A Thames Valley Police traffic management spokesperson said: "The key design components show this to be a 1.2km dual carriageway, designed to DMRB (Design Manual for Roads and Bridges) standards with a design speed of 40mph.
"It includes a 3m wide shared cycle/footway on the northern side of the new road. Whilst the design speed is set to the standards within DMRB I would suggest that with a dual carriageway of this length other than at tidal rush hour times speeds are highly likely to be in excess of the design speed indicated.
"Without measures such as a signalised junction into the new developments drivers will have a dual carriageway with good visibility in which they will be able to travel at much higher speeds than intended by the designers.
"The link road between the A41 and the A413 was designed with a 50mph speed limit and it was clear that vehicle speeds were highly likely to be in excess of that due to the nature and layout, as a result locations were identified to provide positions for mobile speed enforcement vans to operate with good site lines for traffic in both directions.
"Ideally the SEALR would be self-enforcing in terms of the speeds for vehicles but I would suggest that with having experience of the previous link road this is not going to be the case.
"At this time I would request that some provision is made to accommodate the speed enforcement vans within the infrastructure of this road so there is some deterrent strategy for vehicles that are likely to exceed the design speed and posted limit on this proposed link road."
Campaigner and former councillor Phil Yerby believes the concerns raised by road management experts are going unnoticed.
He said: "I am particularly concerned that the council are putting cost ahead of safety as they refer to all the changes they can make “within the constraints of the project”.
"That is putting the cart before the horse.

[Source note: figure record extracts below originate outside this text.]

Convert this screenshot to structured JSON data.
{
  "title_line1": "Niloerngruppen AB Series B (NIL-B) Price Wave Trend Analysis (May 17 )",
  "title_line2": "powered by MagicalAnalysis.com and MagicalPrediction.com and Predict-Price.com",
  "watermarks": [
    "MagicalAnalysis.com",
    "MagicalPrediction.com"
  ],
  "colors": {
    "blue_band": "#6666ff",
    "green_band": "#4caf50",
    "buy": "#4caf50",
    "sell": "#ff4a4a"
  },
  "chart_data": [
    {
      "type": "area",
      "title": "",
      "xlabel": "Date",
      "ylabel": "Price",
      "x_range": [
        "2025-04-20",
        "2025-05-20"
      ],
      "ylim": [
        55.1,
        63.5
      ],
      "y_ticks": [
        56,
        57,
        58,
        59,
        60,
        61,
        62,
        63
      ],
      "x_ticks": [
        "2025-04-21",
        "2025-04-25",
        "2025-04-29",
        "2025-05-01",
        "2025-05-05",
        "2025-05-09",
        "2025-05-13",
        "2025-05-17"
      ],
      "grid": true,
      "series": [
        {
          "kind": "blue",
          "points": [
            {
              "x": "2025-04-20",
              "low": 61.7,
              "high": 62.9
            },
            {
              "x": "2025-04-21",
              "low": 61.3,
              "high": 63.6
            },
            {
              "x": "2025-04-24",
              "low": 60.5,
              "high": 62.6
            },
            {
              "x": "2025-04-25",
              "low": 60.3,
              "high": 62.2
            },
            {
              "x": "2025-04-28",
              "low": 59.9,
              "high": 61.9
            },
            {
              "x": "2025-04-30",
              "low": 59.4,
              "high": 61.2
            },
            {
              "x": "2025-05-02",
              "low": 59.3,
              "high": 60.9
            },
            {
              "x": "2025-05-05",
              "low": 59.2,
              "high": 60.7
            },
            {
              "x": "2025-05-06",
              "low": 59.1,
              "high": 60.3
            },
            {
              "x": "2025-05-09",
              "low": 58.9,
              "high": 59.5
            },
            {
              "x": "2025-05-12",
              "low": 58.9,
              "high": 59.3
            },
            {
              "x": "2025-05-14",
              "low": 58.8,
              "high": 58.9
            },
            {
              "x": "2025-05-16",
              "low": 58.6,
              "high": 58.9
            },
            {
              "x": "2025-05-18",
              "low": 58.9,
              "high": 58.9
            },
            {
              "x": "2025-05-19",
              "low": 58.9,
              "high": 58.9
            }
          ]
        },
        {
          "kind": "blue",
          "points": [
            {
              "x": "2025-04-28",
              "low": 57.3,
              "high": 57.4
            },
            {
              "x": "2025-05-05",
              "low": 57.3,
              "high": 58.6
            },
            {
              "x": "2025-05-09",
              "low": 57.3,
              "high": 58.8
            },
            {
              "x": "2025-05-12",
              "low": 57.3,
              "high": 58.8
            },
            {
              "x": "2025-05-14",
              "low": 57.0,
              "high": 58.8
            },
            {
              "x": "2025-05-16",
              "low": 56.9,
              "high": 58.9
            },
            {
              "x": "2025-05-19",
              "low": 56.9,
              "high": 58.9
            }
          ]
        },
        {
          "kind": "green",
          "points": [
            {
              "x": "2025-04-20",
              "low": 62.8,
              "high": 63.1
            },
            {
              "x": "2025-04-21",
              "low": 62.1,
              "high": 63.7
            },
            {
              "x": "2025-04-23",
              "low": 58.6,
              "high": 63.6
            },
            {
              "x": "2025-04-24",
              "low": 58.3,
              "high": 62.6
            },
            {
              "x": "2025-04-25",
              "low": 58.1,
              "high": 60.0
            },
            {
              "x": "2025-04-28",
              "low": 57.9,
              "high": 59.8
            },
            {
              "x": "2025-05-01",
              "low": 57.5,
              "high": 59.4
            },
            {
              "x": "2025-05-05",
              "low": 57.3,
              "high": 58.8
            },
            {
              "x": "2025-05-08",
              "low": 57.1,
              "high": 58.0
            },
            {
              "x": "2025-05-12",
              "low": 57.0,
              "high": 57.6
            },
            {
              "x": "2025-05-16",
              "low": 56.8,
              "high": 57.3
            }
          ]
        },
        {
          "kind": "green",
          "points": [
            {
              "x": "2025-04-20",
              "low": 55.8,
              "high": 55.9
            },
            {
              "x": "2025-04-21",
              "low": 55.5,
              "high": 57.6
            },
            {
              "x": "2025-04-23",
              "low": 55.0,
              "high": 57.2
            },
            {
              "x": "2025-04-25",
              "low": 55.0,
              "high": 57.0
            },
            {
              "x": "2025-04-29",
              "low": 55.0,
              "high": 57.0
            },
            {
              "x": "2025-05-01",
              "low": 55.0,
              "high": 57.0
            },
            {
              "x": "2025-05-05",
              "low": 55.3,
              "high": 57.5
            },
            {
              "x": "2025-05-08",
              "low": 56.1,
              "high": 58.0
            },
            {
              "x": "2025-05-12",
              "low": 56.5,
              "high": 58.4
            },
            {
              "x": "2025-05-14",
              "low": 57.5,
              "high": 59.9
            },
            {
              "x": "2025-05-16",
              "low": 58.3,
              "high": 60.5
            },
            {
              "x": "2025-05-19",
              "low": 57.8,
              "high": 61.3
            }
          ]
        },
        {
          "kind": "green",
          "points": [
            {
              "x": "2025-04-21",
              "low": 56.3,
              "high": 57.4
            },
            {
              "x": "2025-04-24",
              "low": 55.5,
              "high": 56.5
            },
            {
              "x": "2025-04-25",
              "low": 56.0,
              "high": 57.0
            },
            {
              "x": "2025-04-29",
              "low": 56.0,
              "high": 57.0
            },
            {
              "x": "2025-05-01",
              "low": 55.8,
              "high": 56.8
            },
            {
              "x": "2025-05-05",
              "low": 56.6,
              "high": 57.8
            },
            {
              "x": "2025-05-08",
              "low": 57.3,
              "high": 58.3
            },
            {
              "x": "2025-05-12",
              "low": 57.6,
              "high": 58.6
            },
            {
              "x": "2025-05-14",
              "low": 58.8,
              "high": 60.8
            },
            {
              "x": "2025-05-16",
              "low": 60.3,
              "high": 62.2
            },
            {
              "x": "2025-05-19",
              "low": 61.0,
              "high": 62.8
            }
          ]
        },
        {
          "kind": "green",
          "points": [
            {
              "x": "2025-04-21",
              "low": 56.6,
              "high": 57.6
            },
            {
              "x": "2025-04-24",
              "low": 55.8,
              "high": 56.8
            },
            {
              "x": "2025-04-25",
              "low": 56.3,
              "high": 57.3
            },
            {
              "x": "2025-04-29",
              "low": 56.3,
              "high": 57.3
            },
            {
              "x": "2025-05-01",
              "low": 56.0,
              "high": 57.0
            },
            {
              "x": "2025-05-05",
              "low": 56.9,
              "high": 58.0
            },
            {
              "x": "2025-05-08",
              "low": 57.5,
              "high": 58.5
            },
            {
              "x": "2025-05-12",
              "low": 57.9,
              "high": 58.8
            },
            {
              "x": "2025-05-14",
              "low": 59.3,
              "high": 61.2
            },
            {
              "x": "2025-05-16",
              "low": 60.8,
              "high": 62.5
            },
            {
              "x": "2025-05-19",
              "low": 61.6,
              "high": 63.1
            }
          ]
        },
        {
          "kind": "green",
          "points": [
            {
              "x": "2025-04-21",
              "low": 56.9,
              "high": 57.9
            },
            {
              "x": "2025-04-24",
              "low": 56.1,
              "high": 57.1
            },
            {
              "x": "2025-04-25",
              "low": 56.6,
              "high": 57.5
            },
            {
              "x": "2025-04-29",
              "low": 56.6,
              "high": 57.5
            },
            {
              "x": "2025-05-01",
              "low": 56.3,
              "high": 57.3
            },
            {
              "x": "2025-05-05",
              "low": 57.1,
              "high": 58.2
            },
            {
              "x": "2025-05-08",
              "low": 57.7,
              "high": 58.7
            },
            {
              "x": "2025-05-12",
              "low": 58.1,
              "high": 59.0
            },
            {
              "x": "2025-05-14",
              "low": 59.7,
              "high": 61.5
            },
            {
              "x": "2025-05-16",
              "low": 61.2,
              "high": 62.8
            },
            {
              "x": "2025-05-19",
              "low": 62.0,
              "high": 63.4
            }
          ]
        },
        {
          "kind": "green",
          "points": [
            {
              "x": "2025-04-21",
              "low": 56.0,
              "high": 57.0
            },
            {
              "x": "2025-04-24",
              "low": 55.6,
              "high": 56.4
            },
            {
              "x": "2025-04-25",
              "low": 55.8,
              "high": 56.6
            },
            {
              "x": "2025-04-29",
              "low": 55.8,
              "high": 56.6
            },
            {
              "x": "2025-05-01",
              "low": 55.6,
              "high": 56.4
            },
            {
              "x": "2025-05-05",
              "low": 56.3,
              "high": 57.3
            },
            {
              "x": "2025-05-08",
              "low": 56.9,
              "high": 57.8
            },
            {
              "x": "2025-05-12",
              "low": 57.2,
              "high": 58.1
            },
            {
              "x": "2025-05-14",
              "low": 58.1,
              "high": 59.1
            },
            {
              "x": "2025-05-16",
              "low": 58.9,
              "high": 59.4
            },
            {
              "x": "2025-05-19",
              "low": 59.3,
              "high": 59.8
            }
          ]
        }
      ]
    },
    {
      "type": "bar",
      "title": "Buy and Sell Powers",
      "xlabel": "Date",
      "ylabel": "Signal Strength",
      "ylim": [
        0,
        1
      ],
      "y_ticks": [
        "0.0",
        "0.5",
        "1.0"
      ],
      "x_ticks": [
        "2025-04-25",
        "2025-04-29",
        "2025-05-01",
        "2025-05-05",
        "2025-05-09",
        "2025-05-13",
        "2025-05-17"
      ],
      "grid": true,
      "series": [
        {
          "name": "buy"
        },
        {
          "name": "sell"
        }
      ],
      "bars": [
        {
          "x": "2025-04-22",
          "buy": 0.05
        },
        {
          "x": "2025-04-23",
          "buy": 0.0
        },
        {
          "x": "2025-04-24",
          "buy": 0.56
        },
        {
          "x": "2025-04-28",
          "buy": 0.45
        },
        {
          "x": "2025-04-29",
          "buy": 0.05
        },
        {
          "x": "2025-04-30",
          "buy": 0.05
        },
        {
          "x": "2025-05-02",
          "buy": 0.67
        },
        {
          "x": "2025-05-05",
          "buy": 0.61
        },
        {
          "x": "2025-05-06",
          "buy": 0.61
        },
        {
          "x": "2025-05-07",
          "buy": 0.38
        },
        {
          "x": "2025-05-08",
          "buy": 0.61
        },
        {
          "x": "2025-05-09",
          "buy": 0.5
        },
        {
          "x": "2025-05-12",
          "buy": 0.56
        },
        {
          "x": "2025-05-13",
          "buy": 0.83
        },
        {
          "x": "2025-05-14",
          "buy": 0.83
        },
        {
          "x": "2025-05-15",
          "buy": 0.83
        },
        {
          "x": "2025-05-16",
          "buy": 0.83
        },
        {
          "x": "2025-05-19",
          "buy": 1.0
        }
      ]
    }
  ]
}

Safety issues should come first and implemented into the design."
Bucks Council did not provide a response to the Bucks Herald regarding the East Aylesbury Link Road following multiple requests.
At the enquiry a council spokesperson said it would make all the changes it could to ensure vehicle safety, “within the constraints of the project”.
A council spokesperson said: "The road has been curved as far south as possible and further speed restriction introduced through the vertical alignment. It is therefore considered that the design has responded to the potential for high vehicle speeds as much as possible within the constraints of the project.
"No further change to the horizontal alignment of the scheme is considered feasible."
Previously a council spokesperson called the scheme a "necessity" given Aylesbury's issues with traffic congestion.
Relief roads make up part of the plans to ease traffic concerns regarding HS2 by the A4010.
The road is seen as a key part of council plans to create a new orbital route which it believes will significantly ease gridlock problems in town.
Engineering company, AECOM, prepared a 33-page road safety audit for the council identifying several problems with the plan and potential solutions for the council to look into.
It raised similar concerns to the police summary, regarding the design of the carriageway, advising it could incentivise speeding as well.
Further problems raised considered a lack of signage to indicate the speed limit to motorists, the unclear future of cycle paths and issues with the way the carriageway merges with the roundabout at the Western side of Lower Road.
At the County Farm Cottages on the Southern exit from the proposed eastern roundabout, engineers fear that collisions may be caused as vehicles try to join the carriageway.
Another area of concerns is the proposed eastern roundabout and existing Wendover Road/ Silver Birch Way roundabout.
Where an AECOM spokesperson believes queuing between junctions could cause issues and shunting at rush hours.
Residents of Wendover Park, Stoke Grange Developments and other parts of Aylesbury objected to the plan due to fears regarding the impact it will have on nearby residential areas.
They feel that the roadworks and construction that would be launched next to their homes and open public spaces will damage the value of households on the development.
A council assessment concluded that the construction would have, "a moderate adverse effect during the first year of operation, which is not considered significant".
The council has reached phase two of the project, after the plans were unanimously voted through at a meeting in February.
An inspector is due to make a conclusion based on the public enquiry in March 2022. Following this the Secretary of State will make a decision on what happens to the multi-million pound road plans.